If a jury gets anchored to the plaintiff’s large number, this can put defendants in a “damned if you do, damned if you don’t” situation, said Laura Dominic, a senior trial consultant with Tsongas Litigation Consulting in Portland, who assists defendants at trial.

“If you (as a defendant) don’t give the jury an alternative damage theory, you (have to be) concerned the jury will anchor to the plaintiff’s number. If you do give an alternative anchor, are you risking admitting liability?” she asked.

That’s why Jeannine Lee, a defense attorney with Leonard Street & Dienard in Minneapolis, who frequently defends cases involving catastrophic injury or death, said it’s the extremely rare case when she will talk about damages to a jury. Instead, she focuses all her efforts on liability.

“I don’t really want to be in the position of making light of an obviously very serious injury. With a burn injury, that’s not something someone is making up. It’s usually far worse than a plaintiff’s lawyer can even paint it. I really don’t want to touch that with a jury,” she said.

In cases where damages are disputed, Dominic recommends defense attorneys anchor the jury to a small number, but not so low that it’s offensive.

“If the plaintiff is asking for $10 million and you (suggest) $200,000, that’s almost laughable,” she said.

She also recommends tying the figure to something in the real world, such as offering the plaintiff counseling at $100 per hour for three years for emotional pain and suffering.

When to act

For some plaintiffs’ lawyers, there’s no such thing as anchoring too early.

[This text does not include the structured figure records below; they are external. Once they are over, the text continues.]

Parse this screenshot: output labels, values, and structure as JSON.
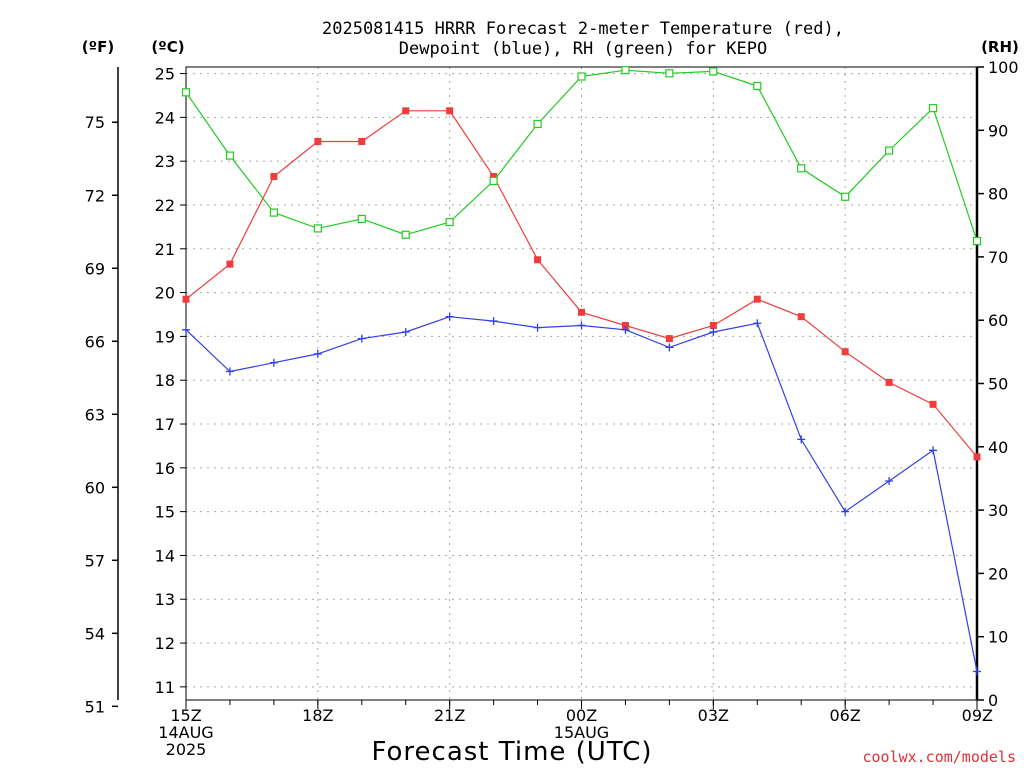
{
  "chart_data": {
    "type": "line",
    "title_line1": "2025081415 HRRR Forecast 2-meter Temperature (red),",
    "title_line2": "Dewpoint (blue), RH (green) for KEPO",
    "xlabel": "Forecast Time (UTC)",
    "credit": "coolwx.com/models",
    "credit_color": "#e0303a",
    "units": {
      "fahrenheit": "(ºF)",
      "celsius": "(ºC)",
      "rh": "(RH)"
    },
    "x_hours": [
      0,
      1,
      2,
      3,
      4,
      5,
      6,
      7,
      8,
      9,
      10,
      11,
      12,
      13,
      14,
      15,
      16,
      17,
      18
    ],
    "x_ticks": [
      {
        "hour": 0,
        "lines": [
          "15Z",
          "14AUG",
          "2025"
        ]
      },
      {
        "hour": 3,
        "lines": [
          "18Z"
        ]
      },
      {
        "hour": 6,
        "lines": [
          "21Z"
        ]
      },
      {
        "hour": 9,
        "lines": [
          "00Z",
          "15AUG"
        ]
      },
      {
        "hour": 12,
        "lines": [
          "03Z"
        ]
      },
      {
        "hour": 15,
        "lines": [
          "06Z"
        ]
      },
      {
        "hour": 18,
        "lines": [
          "09Z"
        ]
      }
    ],
    "celsius_axis": {
      "min": 10.7,
      "max": 25.15,
      "ticks": [
        11,
        12,
        13,
        14,
        15,
        16,
        17,
        18,
        19,
        20,
        21,
        22,
        23,
        24,
        25
      ]
    },
    "fahrenheit_ticks": [
      51,
      54,
      57,
      60,
      63,
      66,
      69,
      72,
      75
    ],
    "rh_axis": {
      "min": 0,
      "max": 100,
      "ticks": [
        0,
        10,
        20,
        30,
        40,
        50,
        60,
        70,
        80,
        90,
        100
      ]
    },
    "grid": true,
    "series": [
      {
        "name": "Temperature (red)",
        "color": "#f03c3c",
        "marker": "filled-square",
        "axis": "celsius",
        "values": [
          19.85,
          20.65,
          22.65,
          23.45,
          23.45,
          24.15,
          24.15,
          22.65,
          20.75,
          19.55,
          19.25,
          18.95,
          19.25,
          19.85,
          19.45,
          18.65,
          17.95,
          17.45,
          16.25
        ]
      },
      {
        "name": "Dewpoint (blue)",
        "color": "#3040e8",
        "marker": "plus",
        "axis": "celsius",
        "values": [
          19.15,
          18.2,
          18.4,
          18.6,
          18.95,
          19.1,
          19.45,
          19.35,
          19.2,
          19.25,
          19.15,
          18.75,
          19.1,
          19.3,
          16.65,
          15.0,
          15.7,
          16.4,
          11.35
        ]
      },
      {
        "name": "RH (green)",
        "color": "#22cc22",
        "marker": "open-square",
        "axis": "rh",
        "values": [
          96,
          86,
          77,
          74.5,
          76,
          73.5,
          75.5,
          82,
          91,
          98.5,
          99.5,
          99,
          99.3,
          97,
          84,
          79.5,
          86.8,
          93.5,
          72.5
        ]
      }
    ]
  }
}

“Every case is won in voir dire,” said Rafe Foreman, a plaintiffs’ attorney with Foreman, Lewis & Hutchison in Grapevine, Texas.

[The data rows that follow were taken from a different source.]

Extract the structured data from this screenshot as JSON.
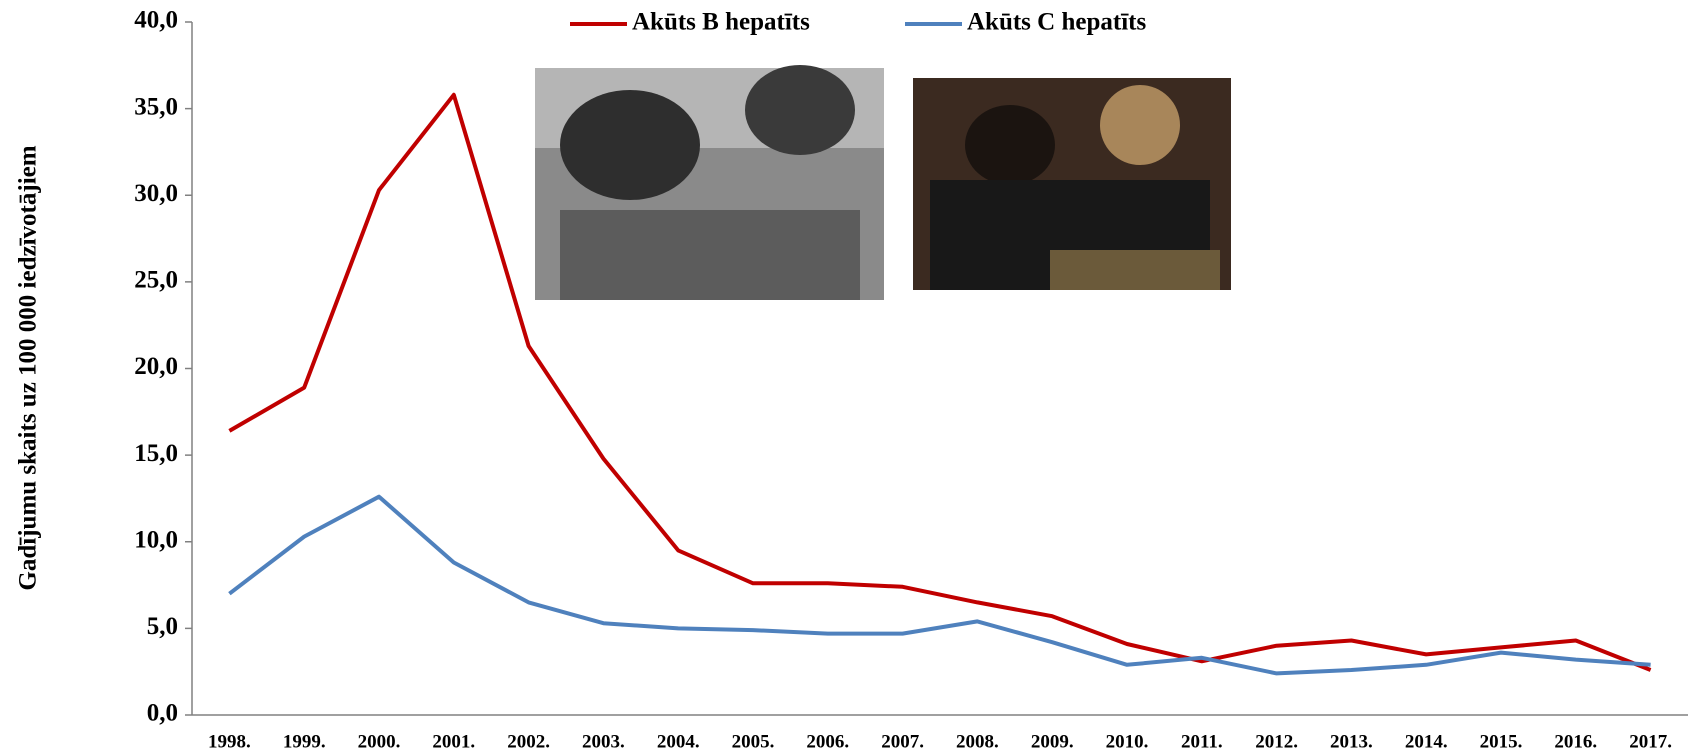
{
  "chart_data": {
    "type": "line",
    "y_label": "Gadījumu skaits uz 100 000 iedzīvotājiem",
    "categories": [
      "1998.",
      "1999.",
      "2000.",
      "2001.",
      "2002.",
      "2003.",
      "2004.",
      "2005.",
      "2006.",
      "2007.",
      "2008.",
      "2009.",
      "2010.",
      "2011.",
      "2012.",
      "2013.",
      "2014.",
      "2015.",
      "2016.",
      "2017."
    ],
    "series": [
      {
        "name": "Akūts B hepatīts",
        "color": "#c00000",
        "values": [
          16.4,
          18.9,
          30.3,
          35.8,
          21.3,
          14.8,
          9.5,
          7.6,
          7.6,
          7.4,
          6.5,
          5.7,
          4.1,
          3.1,
          4.0,
          4.3,
          3.5,
          3.9,
          4.3,
          2.6
        ]
      },
      {
        "name": "Akūts C hepatīts",
        "color": "#4f81bd",
        "values": [
          7.0,
          10.3,
          12.6,
          8.8,
          6.5,
          5.3,
          5.0,
          4.9,
          4.7,
          4.7,
          5.4,
          4.2,
          2.9,
          3.3,
          2.4,
          2.6,
          2.9,
          3.6,
          3.2,
          2.9
        ]
      }
    ],
    "ylim": [
      0,
      40
    ],
    "yticks": [
      {
        "value": 0,
        "label": "0,0"
      },
      {
        "value": 5,
        "label": "5,0"
      },
      {
        "value": 10,
        "label": "10,0"
      },
      {
        "value": 15,
        "label": "15,0"
      },
      {
        "value": 20,
        "label": "20,0"
      },
      {
        "value": 25,
        "label": "25,0"
      },
      {
        "value": 30,
        "label": "30,0"
      },
      {
        "value": 35,
        "label": "35,0"
      },
      {
        "value": 40,
        "label": "40,0"
      }
    ],
    "legend": "top"
  }
}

In jurisdictions that allow it, many plaintiffs’ lawyers will ask a pool of potential jurors if anyone has a problem with a request for millions of dollars.

“It’s an important way to weed out the tort reform jurors,” said Steven Levin, founder and senior partner at Levin & Perconti in Chicago.

“You have to start having the jury believe this is not a frivolous lawsuit from the outset,” said Kosieradzki.

Foreman puts a number on his case in voir dire and again in opening statements.

In fact, he asks the jury pool for permission to tell them the number, asking if they want to hear it now or at the end of the case, explaining that he’s hesitant to tell them now because it might shock them.

In his experience, they always want the number sooner rather than later.

But some plaintiffs’ lawyers don’t follow the early approach.

Bettinger does not believe in talking about money too soon, before he’s established credibility with leery jurors.

“All it does is light up all those receptors and just confirms what the jurors were already thinking – that the plaintiff’s lawyer is there to trick them and persuade them to give them a big verdict for a frivolous case,” said Bettinger, a partner with Shapiro Betting Chase in Albuquerque, N.M.

In the nursing home case, he did not give the jury a dollar figure until his closing argument. Even then, he offered a range, rather than a single figure.

“It’s crazy to ever say to a jury, ‘We’re just going to leave this up to you.’ Giving a range provides some guidance while at the same time acknowledging their power,” he said.

In general, say plaintiffs’ lawyers, today’s juries do not respond to formulas, such as per diem requests or comparing a life to a Renoir painting.

Instead, some lawyers tell juries they are asking for a “fair trade value” for their client’s injury.

“Especially in today’s political and economic environment with free market type thinkers, they can really attach to the concept of what is a fair trade,” said Girards.

Foreman tells juries it’s about value, not money.

“I don’t use words like give, gift, award, because it was my client’s health that belonged to him. Money is a symbol. I want my client’s health back, but since he can’t have it, (a jury) can give a symbol for the value. … I’m not asking for money, I’m asking for the value of what the defendant took away,” said Foreman.